En medio de la difusión de información errónea en las redes sociales sobre una erupción masiva del monte Anak Krakatau, las autoridades geológicas han confirmado que el estado actual del volcán se encuentra en el Nivel III o Alerta (Siaga). Como volcán activo nacido de la caldera remanente de la gran erupción de 1883, el Anak Krakatau sigue siendo el centro de un monitoreo intensivo debido a sus dinámicas características geológicas en el estrecho de Sonda.

La historia registra que la erupción de su progenitor en 1883 fue uno de los desastres volcánicos más mortíferos del mundo. Aprendiendo de aquel suceso, los expertos siguen vigilando de cerca cada movimiento del Anak Krakatau.
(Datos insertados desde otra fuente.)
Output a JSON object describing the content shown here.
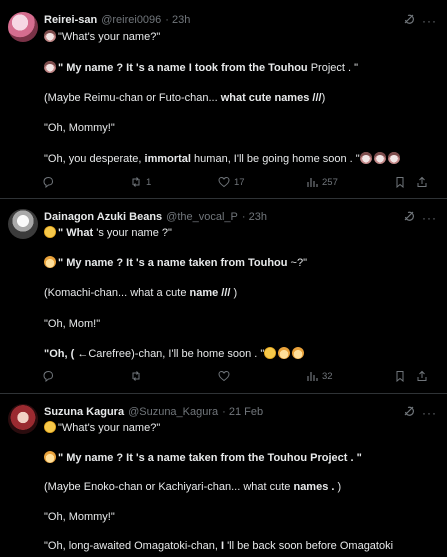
{
  "tweets": [
    {
      "author": "Reirei-san",
      "handle": "@reirei0096",
      "time": "· 23h",
      "lines": [
        {
          "parts": [
            {
              "t": "\"What's your name?\"",
              "b": false
            }
          ],
          "emoji": [
            "face"
          ]
        },
        {
          "parts": [
            {
              "t": "\" My name ? It 's a name I took from the Touhou",
              "b": true
            },
            {
              "t": " Project . \"",
              "b": false
            }
          ],
          "emoji": [
            "face"
          ]
        },
        {
          "parts": [
            {
              "t": "(Maybe Reimu-chan or Futo-chan... ",
              "b": false
            },
            {
              "t": "what cute names ///",
              "b": true
            },
            {
              "t": ")",
              "b": false
            }
          ],
          "emoji": []
        },
        {
          "parts": [
            {
              "t": "\"Oh, Mommy!\"",
              "b": false
            }
          ],
          "emoji": []
        },
        {
          "parts": [
            {
              "t": "\"Oh, you desperate, ",
              "b": false
            },
            {
              "t": "immortal",
              "b": true
            },
            {
              "t": " human, I'll be going home soon . \"",
              "b": false
            }
          ],
          "emoji": [],
          "trail": [
            "face",
            "face",
            "face"
          ]
        }
      ],
      "stats": {
        "replies": "",
        "reposts": "1",
        "likes": "17",
        "views": "257"
      }
    },
    {
      "author": "Dainagon Azuki Beans",
      "handle": "@the_vocal_P",
      "time": "· 23h",
      "lines": [
        {
          "parts": [
            {
              "t": "\" What",
              "b": true
            },
            {
              "t": " 's your name ?\"",
              "b": false
            }
          ],
          "emoji": [
            "yellow"
          ]
        },
        {
          "parts": [
            {
              "t": "\" My name ? It 's a name taken from Touhou",
              "b": true
            },
            {
              "t": " ~?\"",
              "b": false
            }
          ],
          "emoji": [
            "blond"
          ]
        },
        {
          "parts": [
            {
              "t": "(Komachi-chan... what a cute ",
              "b": false
            },
            {
              "t": "name ///",
              "b": true
            },
            {
              "t": " )",
              "b": false
            }
          ],
          "emoji": []
        },
        {
          "parts": [
            {
              "t": "\"Oh, Mom!\"",
              "b": false
            }
          ],
          "emoji": []
        },
        {
          "parts": [
            {
              "t": "\"Oh, ( ",
              "b": false
            },
            {
              "t": "←Carefree)-chan, I'll be home soon . \"",
              "b": false
            }
          ],
          "emoji": [],
          "trail": [
            "yellow",
            "blond",
            "blond"
          ]
        }
      ],
      "stats": {
        "replies": "",
        "reposts": "",
        "likes": "",
        "views": "32"
      }
    },
    {
      "author": "Suzuna Kagura",
      "handle": "@Suzuna_Kagura",
      "time": "· 21 Feb",
      "lines": [
        {
          "parts": [
            {
              "t": "\"What's your name?\"",
              "b": false
            }
          ],
          "emoji": [
            "yellow"
          ]
        },
        {
          "parts": [
            {
              "t": "\" My name ? It 's a name taken from the Touhou",
              "b": true
            },
            {
              "t": " Project . \"",
              "b": false
            }
          ],
          "emoji": [
            "blond"
          ]
        },
        {
          "parts": [
            {
              "t": "(Maybe Enoko-chan or Kachiyari-chan... what cute ",
              "b": false
            },
            {
              "t": "names .",
              "b": true
            },
            {
              "t": " )",
              "b": false
            }
          ],
          "emoji": []
        },
        {
          "parts": [
            {
              "t": "\"Oh, Mommy!\"",
              "b": false
            }
          ],
          "emoji": []
        },
        {
          "parts": [
            {
              "t": "\"Oh, long-awaited Omagatoki-chan, ",
              "b": false
            },
            {
              "t": "I",
              "b": true
            },
            {
              "t": " 'll be back soon before Omagatoki",
              "b": false
            }
          ],
          "emoji": []
        }
      ],
      "stats": null
    }
  ],
  "icons": {
    "more": "more-dots-icon",
    "grok": "grok-icon",
    "reply": "reply-icon",
    "repost": "repost-icon",
    "like": "heart-icon",
    "views": "views-icon",
    "bookmark": "bookmark-icon",
    "share": "share-icon"
  },
  "colors": {
    "background": "#000000",
    "text": "#e7e9ea",
    "muted": "#71767b",
    "divider": "#2f3336"
  }
}
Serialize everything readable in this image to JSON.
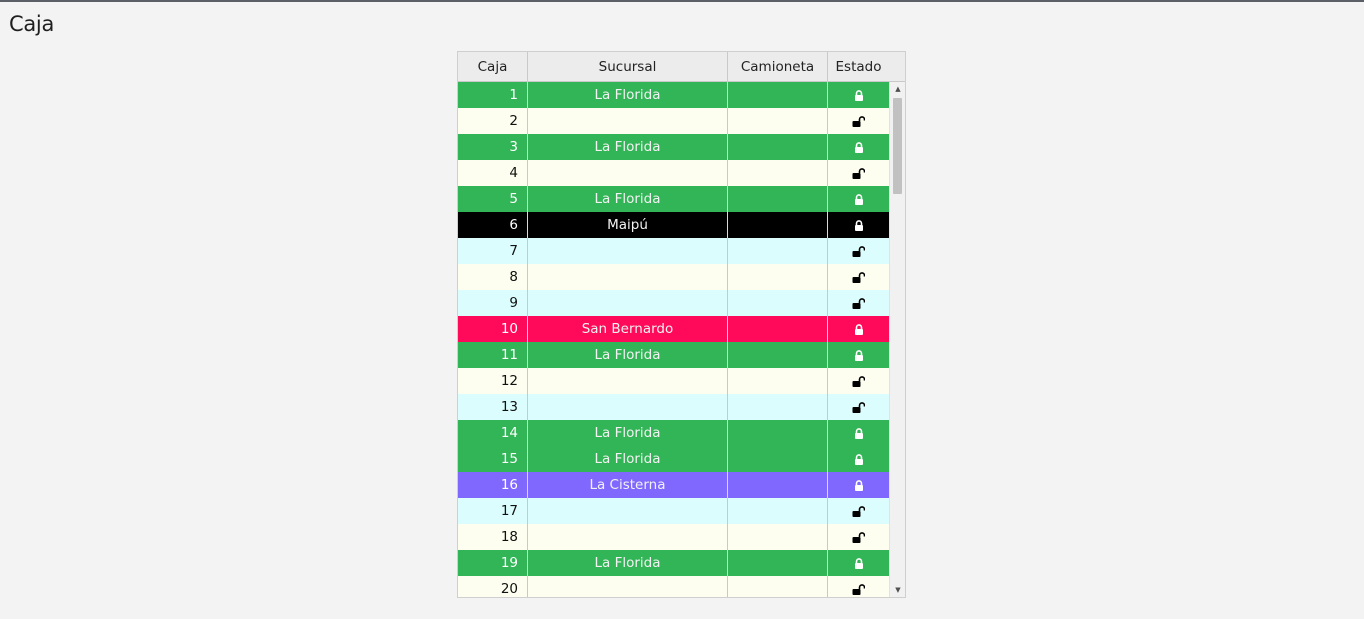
{
  "page": {
    "title": "Caja"
  },
  "columns": {
    "caja": "Caja",
    "sucursal": "Sucursal",
    "camioneta": "Camioneta",
    "estado": "Estado"
  },
  "colors": {
    "la_florida": "#32b556",
    "maipu": "#000000",
    "san_bernardo": "#ff0a5a",
    "la_cisterna": "#8068ff",
    "free_even": "#fdfeef",
    "free_odd": "#dbfdfd"
  },
  "rows": [
    {
      "caja": "1",
      "sucursal": "La Florida",
      "camioneta": "",
      "locked": true,
      "color": "#32b556"
    },
    {
      "caja": "2",
      "sucursal": "",
      "camioneta": "",
      "locked": false,
      "color": ""
    },
    {
      "caja": "3",
      "sucursal": "La Florida",
      "camioneta": "",
      "locked": true,
      "color": "#32b556"
    },
    {
      "caja": "4",
      "sucursal": "",
      "camioneta": "",
      "locked": false,
      "color": ""
    },
    {
      "caja": "5",
      "sucursal": "La Florida",
      "camioneta": "",
      "locked": true,
      "color": "#32b556"
    },
    {
      "caja": "6",
      "sucursal": "Maipú",
      "camioneta": "",
      "locked": true,
      "color": "#000000"
    },
    {
      "caja": "7",
      "sucursal": "",
      "camioneta": "",
      "locked": false,
      "color": ""
    },
    {
      "caja": "8",
      "sucursal": "",
      "camioneta": "",
      "locked": false,
      "color": ""
    },
    {
      "caja": "9",
      "sucursal": "",
      "camioneta": "",
      "locked": false,
      "color": ""
    },
    {
      "caja": "10",
      "sucursal": "San Bernardo",
      "camioneta": "",
      "locked": true,
      "color": "#ff0a5a"
    },
    {
      "caja": "11",
      "sucursal": "La Florida",
      "camioneta": "",
      "locked": true,
      "color": "#32b556"
    },
    {
      "caja": "12",
      "sucursal": "",
      "camioneta": "",
      "locked": false,
      "color": ""
    },
    {
      "caja": "13",
      "sucursal": "",
      "camioneta": "",
      "locked": false,
      "color": ""
    },
    {
      "caja": "14",
      "sucursal": "La Florida",
      "camioneta": "",
      "locked": true,
      "color": "#32b556"
    },
    {
      "caja": "15",
      "sucursal": "La Florida",
      "camioneta": "",
      "locked": true,
      "color": "#32b556"
    },
    {
      "caja": "16",
      "sucursal": "La Cisterna",
      "camioneta": "",
      "locked": true,
      "color": "#8068ff"
    },
    {
      "caja": "17",
      "sucursal": "",
      "camioneta": "",
      "locked": false,
      "color": ""
    },
    {
      "caja": "18",
      "sucursal": "",
      "camioneta": "",
      "locked": false,
      "color": ""
    },
    {
      "caja": "19",
      "sucursal": "La Florida",
      "camioneta": "",
      "locked": true,
      "color": "#32b556"
    },
    {
      "caja": "20",
      "sucursal": "",
      "camioneta": "",
      "locked": false,
      "color": ""
    }
  ],
  "icons": {
    "locked": "lock-icon",
    "unlocked": "unlock-icon",
    "scroll_up": "triangle-up-icon",
    "scroll_down": "triangle-down-icon"
  }
}
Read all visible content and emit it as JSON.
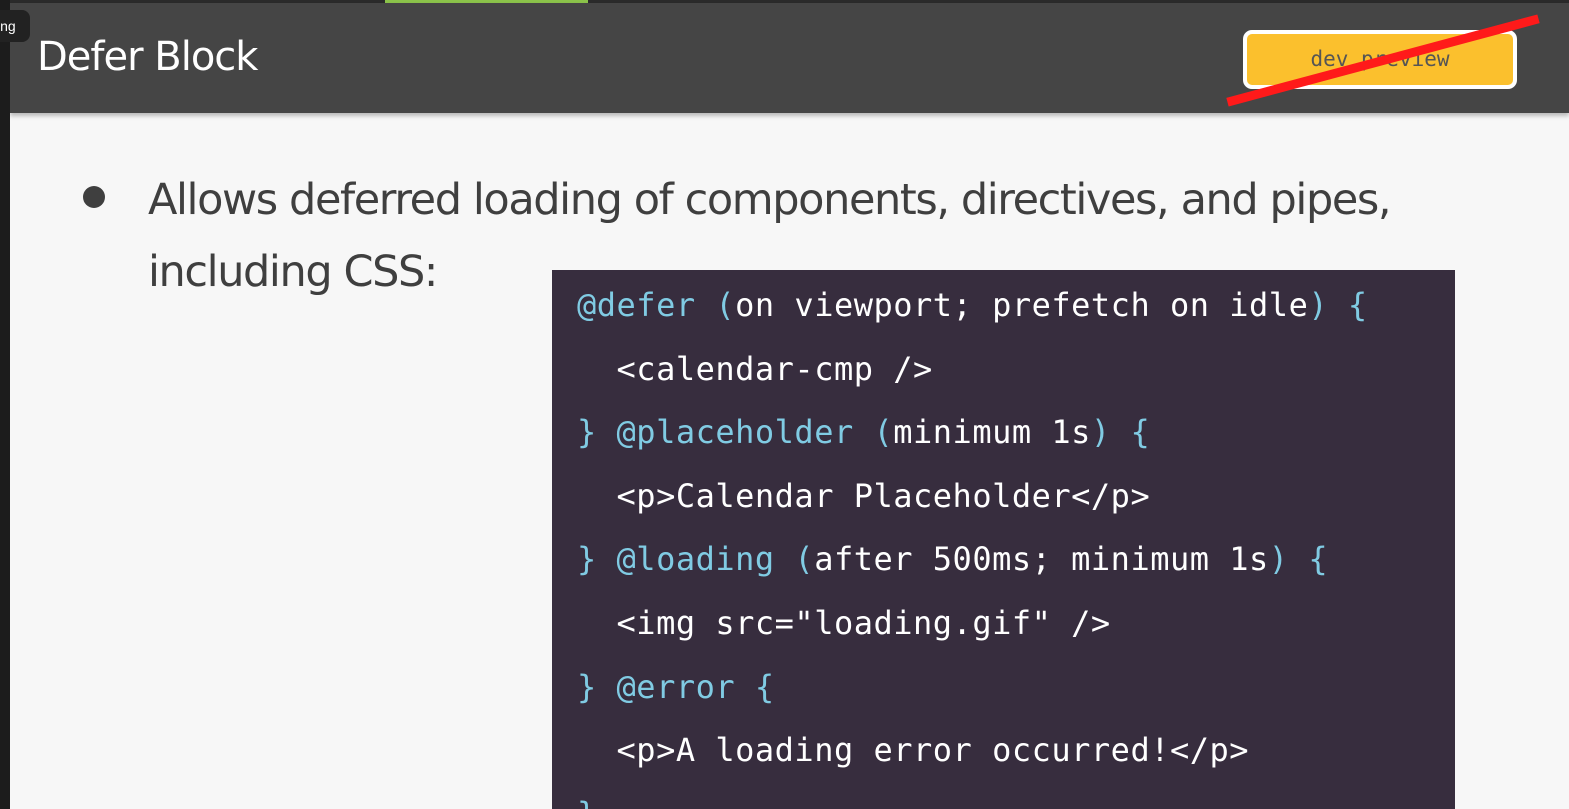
{
  "overlay": {
    "label": "ing"
  },
  "slide": {
    "title": "Defer Block",
    "badge": "dev preview",
    "bullet": "Allows deferred loading of components, directives, and pipes, including CSS:"
  },
  "code": {
    "lines": [
      [
        {
          "t": "@defer",
          "k": true
        },
        {
          "t": " ",
          "k": false
        },
        {
          "t": "(",
          "k": true
        },
        {
          "t": "on viewport; prefetch on idle",
          "k": false
        },
        {
          "t": ")",
          "k": true
        },
        {
          "t": " ",
          "k": false
        },
        {
          "t": "{",
          "k": true
        }
      ],
      [
        {
          "t": "  <calendar-cmp />",
          "k": false
        }
      ],
      [
        {
          "t": "}",
          "k": true
        },
        {
          "t": " ",
          "k": false
        },
        {
          "t": "@placeholder",
          "k": true
        },
        {
          "t": " ",
          "k": false
        },
        {
          "t": "(",
          "k": true
        },
        {
          "t": "minimum 1s",
          "k": false
        },
        {
          "t": ")",
          "k": true
        },
        {
          "t": " ",
          "k": false
        },
        {
          "t": "{",
          "k": true
        }
      ],
      [
        {
          "t": "  <p>Calendar Placeholder</p>",
          "k": false
        }
      ],
      [
        {
          "t": "}",
          "k": true
        },
        {
          "t": " ",
          "k": false
        },
        {
          "t": "@loading",
          "k": true
        },
        {
          "t": " ",
          "k": false
        },
        {
          "t": "(",
          "k": true
        },
        {
          "t": "after 500ms; minimum 1s",
          "k": false
        },
        {
          "t": ")",
          "k": true
        },
        {
          "t": " ",
          "k": false
        },
        {
          "t": "{",
          "k": true
        }
      ],
      [
        {
          "t": "  <img src=\"loading.gif\" />",
          "k": false
        }
      ],
      [
        {
          "t": "}",
          "k": true
        },
        {
          "t": " ",
          "k": false
        },
        {
          "t": "@error",
          "k": true
        },
        {
          "t": " ",
          "k": false
        },
        {
          "t": "{",
          "k": true
        }
      ],
      [
        {
          "t": "  <p>A loading error occurred!</p>",
          "k": false
        }
      ],
      [
        {
          "t": "}",
          "k": true
        }
      ]
    ]
  },
  "colors": {
    "header_bg": "#454545",
    "badge_bg": "#fbc02d",
    "strike": "#ff1a1a",
    "code_bg": "#372d3e",
    "code_keyword": "#80cbe3",
    "code_text": "#f3f3f3"
  }
}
Un evento significativo ocurrió en diciembre de 2018, cuando el colapso parcial del cuerpo del volcán desencadenó un tsunami volcánico con consecuencias fatales para las zonas costeras de Banten y Lampung del Sur.

El ascenso de nivel a Alerta a principios de julio de 2026 se basó en un aumento de la actividad sísmica, incluidos sismos volcánicos superficiales y un incremento en las emisiones de gases. Técnicamente, las futuras erupciones podrían variar desde el tipo estromboliano hasta el vulcaniano. Los escenarios de riesgo más vigilados incluyen la proyección de material incandescente, la lluvia de ceniza volcánica que podría perturbar la movilidad aérea y los posibles problemas de salud respiratoria para las comunidades de las zonas afectadas.

Se insta a la población a mantener la calma pero a permanecer alerta, consultando únicamente la información oficial de las instituciones autorizadas. Se continúa realizando un monitoreo continuo para mitigar los peligros potenciales, dada la naturaleza de constante crecimiento del volcán a través de fases eruptivas repetidas que exigen una alta preparación por parte de los gobiernos locales y los residentes costeros.